Don't worry, it wasn't mine (!), nor the math teacher's, surprisingly enough, since she's said things to Cori like, "These kids make me want to leave teaching after 14 years!" and "I hope to be out of here by Christmas." It was the seventh and eighth grade English teacher who quit. But we all knew she hadn't been happy at the school. There were the little signs, like her coming in late half the time and never doing the mornings duties of helping to supervise Tai Chi and breakfast, like the rest of us (except the math teacher) do. I also remember she left our professional development in Long Island a day early because "she'd had enough," according to what Cori heard. And before school even started, the other special ed teacher told me she was trying to help the English teacher plan because she was already feeling overwhelmed -- in August! The other special ed teacher and the literacy specialist were not exactly impressed with her lessons, either, and I have to agree. Her idea of teaching seemed to be, "Open your vocabulary books and do the exercise on page 3." Not all the time, but a good deal of the time, which was worrisome. It makes me wonder what her demonstration lesson was like -- all of us who got hired before the schoolyear ended had to teach a sample lesson before our interviews. But she might have been hired over the summer and not had to do one. And our principal's interview process is not exactly thorough. For me, I did my demonstration lesson, which the special ed coordinator observed, got positive feedback from her, and went in to talk to the principal. She basically just told me a little about the school, I asked her a lot of questions, and then she offered me the job. I honestly can't remember her asking me a single question! It was weird.

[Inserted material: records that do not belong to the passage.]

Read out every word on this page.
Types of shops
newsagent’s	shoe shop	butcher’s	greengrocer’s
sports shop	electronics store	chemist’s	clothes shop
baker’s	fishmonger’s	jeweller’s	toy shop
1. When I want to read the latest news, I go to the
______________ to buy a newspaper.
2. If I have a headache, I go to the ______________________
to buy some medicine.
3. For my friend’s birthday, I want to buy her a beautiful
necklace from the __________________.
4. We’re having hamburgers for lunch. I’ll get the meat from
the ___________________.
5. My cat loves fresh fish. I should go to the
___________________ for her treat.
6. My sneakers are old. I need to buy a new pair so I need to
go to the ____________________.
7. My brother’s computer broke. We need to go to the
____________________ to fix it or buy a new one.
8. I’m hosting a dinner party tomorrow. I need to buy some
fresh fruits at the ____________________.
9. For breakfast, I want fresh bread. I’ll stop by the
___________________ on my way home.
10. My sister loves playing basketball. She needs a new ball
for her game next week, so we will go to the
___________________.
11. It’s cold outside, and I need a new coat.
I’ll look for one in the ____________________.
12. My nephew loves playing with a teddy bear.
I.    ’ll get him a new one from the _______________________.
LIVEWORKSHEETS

Anyway, Mitchell already made arrangements for a sub for next week, and he's hoping to find a long-term substitute A.S.A.P. while they take their time to interview deeply and carefully so we find hopefully find someone who's a really good fit and not have to go through this again. I feel bad for him because he was hired in mid-August and had no say in the hiring procedures (such as they were) -- but now he has to deal with the aftermath.

Ah well, at least the weekend has arrived. T.G.I.F.!!!


  1. The more I read of your frustrating days and the unruly students, the better the idea seems of those militaristic-style, tough-love schools.

  2. Thanks for your comment, Waitress from Mensa! Funny you should say that -- one of the 6th grade teachers, who has been teaching for 37 years, worked at one of those strict, almost militaristic-style charter schools for the past few years, and he didn't like it. He said the good thing was, you could always get through an entire lesson without behavior disruptions because they had a whole complex system of rules, demerits, etc. "But that also sucked all the joy out of it," he said. Interesting, huh?